Jadi ceritanya.. Aku dan temanku tahu tentang seseorang yang sedang memiliki masalah. Tahu juga bahwa orang A, B, Dan C tidak bersikap baik terhadapnya. Kita tahu juga bahwa dia jelas berkata yang kurang lebih, "Tidak mengapa masa depanku tidak bahagia asalkan keluargaku bahagia."

Aku dan temanku terus menggelengkan kepala tanda sangat tak setuju dan heran dengan ucapannya. Mengapa dia begitu rela tersiksa dengan mengorbankan masa depannya yang sungguh sangat mungkin diubah jika dia mau. Karena saat ini nasi belum menjadi bubur. Kayu belum menjadi abu.

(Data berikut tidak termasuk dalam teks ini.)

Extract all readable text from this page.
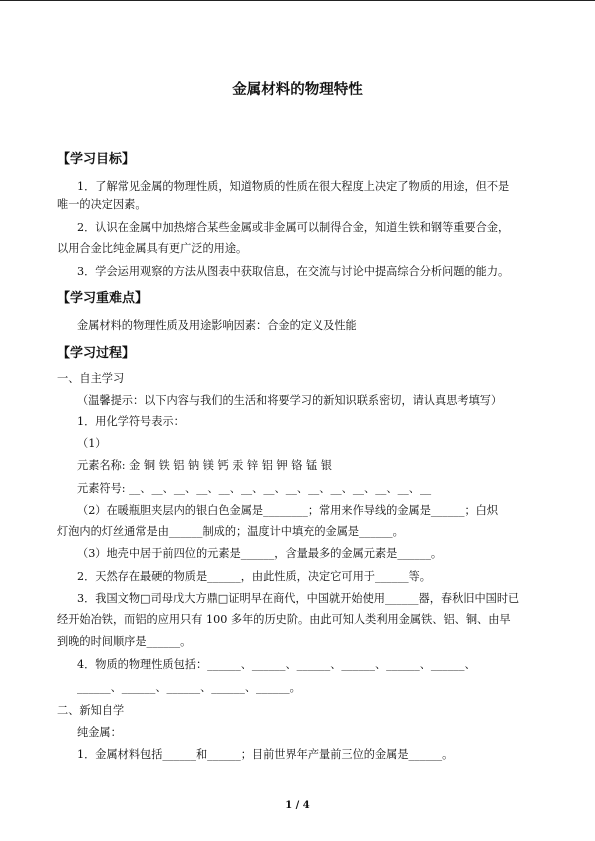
金属材料的物理特性
【学习目标】
1．了解常见金属的物理性质，知道物质的性质在很大程度上决定了物质的用途，但不是
唯一的决定因素。
2．认识在金属中加热熔合某些金属或非金属可以制得合金，知道生铁和钢等重要合金，
以用合金比纯金属具有更广泛的用途。
3．学会运用观察的方法从图表中获取信息，在交流与讨论中提高综合分析问题的能力。
【学习重难点】
金属材料的物理性质及用途影响因素：合金的定义及性能
【学习过程】
一、自主学习
（温馨提示：以下内容与我们的生活和将要学习的新知识联系密切，请认真思考填写）
1．用化学符号表示：
（1）
元素名称: 金 铜 铁 铝 钠 镁 钙 汞 锌 铝 钾 铬 锰 银
元素符号: __、__、__、__、__、__、__、__、__、__、__、__、__、__
（2）在暖瓶胆夹层内的银白色金属是________；常用来作导线的金属是______；白炽
灯泡内的灯丝通常是由______制成的；温度计中填充的金属是______。
（3）地壳中居于前四位的元素是______，含量最多的金属元素是______。
2．天然存在最硬的物质是______，由此性质，决定它可用于______等。
3．我国文物□司母戊大方鼎□证明早在商代，中国就开始使用______器，春秋旧中国时已
经开始冶铁，而铝的应用只有 100 多年的历史阶。由此可知人类利用金属铁、铝、铜、由早
到晚的时间顺序是______。
4．物质的物理性质包括：______、______、______、______、______、______、
______、______、______、______、______。
二、新知自学
纯金属：
1．金属材料包括______和______；目前世界年产量前三位的金属是______。
1 / 4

Aku dan temanku sudah lelah menasihati, ternyata konsep yang seperti itu telah tertancap kuat dalam dirinya. Filosofi lilin yang menyala. Terbakar dan habis untuk menerangi orang lain. Meskipun begitu romantis dan dramatis, perjuangan seperti itu menurutku bukan hal logis.

Aku dan temanku sungguh tidak paham dengan sikapnya. Karena kami berprinsip, "Tak peduli orang mau bilang apa, yang menjalani hidup adalah kita. Orang hanya berkomentar." Namun dirinya, begitu peduli atas lisan dan pandangan orang lain. Malu. Katanya malu jika tidak melanjutkan, malu jika gagal. Hingga terlintas di benaknya ingin mati karena malu.

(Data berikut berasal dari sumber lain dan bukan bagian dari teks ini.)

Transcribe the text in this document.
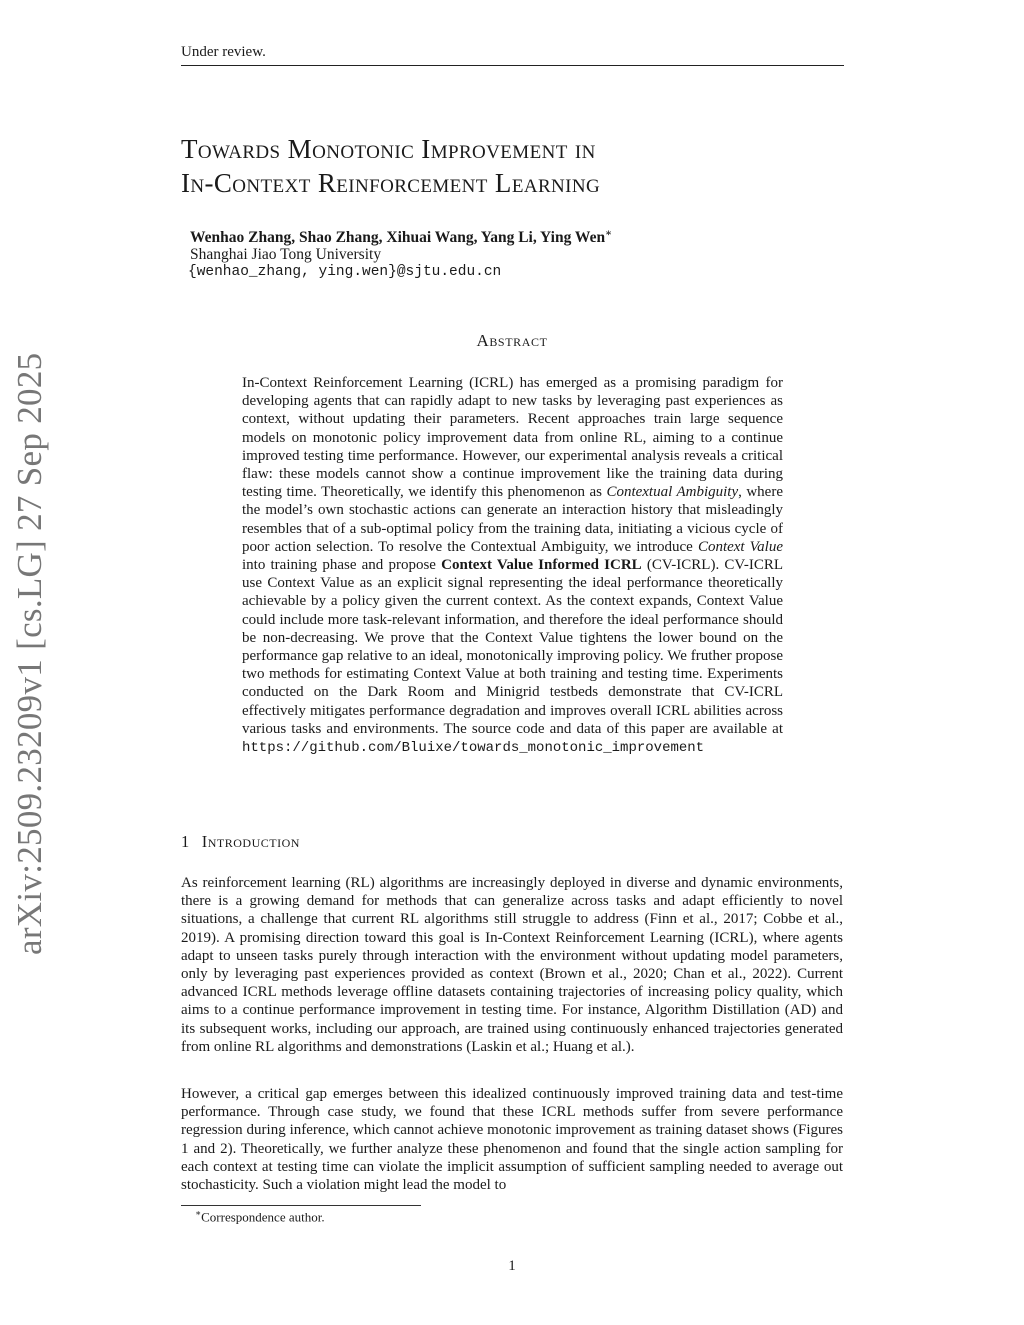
Under review.
arXiv:2509.23209v1 [cs.LG] 27 Sep 2025
Towards Monotonic Improvement in
In-Context Reinforcement Learning
Wenhao Zhang, Shao Zhang, Xihuai Wang, Yang Li, Ying Wen∗
Shanghai Jiao Tong University
{wenhao_zhang, ying.wen}@sjtu.edu.cn
Abstract
In-Context Reinforcement Learning (ICRL) has emerged as a promising paradigm for developing agents that can rapidly adapt to new tasks by leveraging past experiences as context, without updating their parameters. Recent approaches train large sequence models on monotonic policy improvement data from online RL, aiming to a continue improved testing time performance. However, our experimental analysis reveals a critical flaw: these models cannot show a continue improvement like the training data during testing time. Theoretically, we identify this phenomenon as Contextual Ambiguity, where the model’s own stochastic actions can generate an interaction history that misleadingly resembles that of a sub-optimal policy from the training data, initiating a vicious cycle of poor action selection. To resolve the Contextual Ambiguity, we introduce Context Value into training phase and propose Context Value Informed ICRL (CV-ICRL). CV-ICRL use Context Value as an explicit signal representing the ideal performance theoretically achievable by a policy given the current context. As the context expands, Context Value could include more task-relevant information, and therefore the ideal performance should be non-decreasing. We prove that the Context Value tightens the lower bound on the performance gap relative to an ideal, monotonically improving policy. We fruther propose two methods for estimating Context Value at both training and testing time. Experiments conducted on the Dark Room and Minigrid testbeds demonstrate that CV-ICRL effectively mitigates performance degradation and improves overall ICRL abilities across various tasks and environments. The source code and data of this paper are available at https://github.com/Bluixe/towards_monotonic_improvement
1 Introduction
As reinforcement learning (RL) algorithms are increasingly deployed in diverse and dynamic environments, there is a growing demand for methods that can generalize across tasks and adapt efficiently to novel situations, a challenge that current RL algorithms still struggle to address (Finn et al., 2017; Cobbe et al., 2019). A promising direction toward this goal is In-Context Reinforcement Learning (ICRL), where agents adapt to unseen tasks purely through interaction with the environment without updating model parameters, only by leveraging past experiences provided as context (Brown et al., 2020; Chan et al., 2022). Current advanced ICRL methods leverage offline datasets containing trajectories of increasing policy quality, which aims to a continue performance improvement in testing time. For instance, Algorithm Distillation (AD) and its subsequent works, including our approach, are trained using continuously enhanced trajectories generated from online RL algorithms and demonstrations (Laskin et al.; Huang et al.).
However, a critical gap emerges between this idealized continuously improved training data and test-time performance. Through case study, we found that these ICRL methods suffer from severe performance regression during inference, which cannot achieve monotonic improvement as training dataset shows (Figures 1 and 2). Theoretically, we further analyze these phenomenon and found that the single action sampling for each context at testing time can violate the implicit assumption of sufficient sampling needed to average out stochasticity. Such a violation might lead the model to
∗Correspondence author.
1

Aku dan temanku, menghirup napas yang sangat panjang dan dalam. Sebagai teman dekat yang sudah saling menganggap saudara kita begitu khawatir akan masa depannya, tak ingin dia terlampau jauh tersakiti, tak mau ia terlampau dalam terlukai. Namun apa mau dikata? Dirinya sudah siap menanggung ketidakbahagiaan masa depan, katanya.

Tidak lama berselang kisah dukanya sampai di telinga kita. Dia memposting sebuah dokumentasi perayaan. Yang sungguh sangat bertolak belakang dengan apa yang diceritakan. Aku dan temanku kemudian saling menatap layar dan bertanya. Apakah dirinya sesungguhnga baik saja? Apakah ceritanya kemarin hanya sebuah kebohongan?

Aku kemudian mencari penjelasan. Padahal aku sudah yakin bahwa itu hanyalah pencitraan. Dan benar seperti itulah adanya. Dia pernah berkata, bahwa manusia tidak perlu tahu apapun yang tak menyenangkan dalam hidupnya, mereka hanya perlu tahu bahagianya. Tapi apakah harus dengan fake smile and fake happiness? Mungkin baginya itulah yang terbaik.

Aku dan temanku kembali menggelengkan kepala. Tanda tak paham, tanda tak sepemikiran. Akhirnya kita hanya bisa berpasrah mendoakan. Mengharap sebaik-baik penjagaan. Mendoa sebaik-baik perubahan.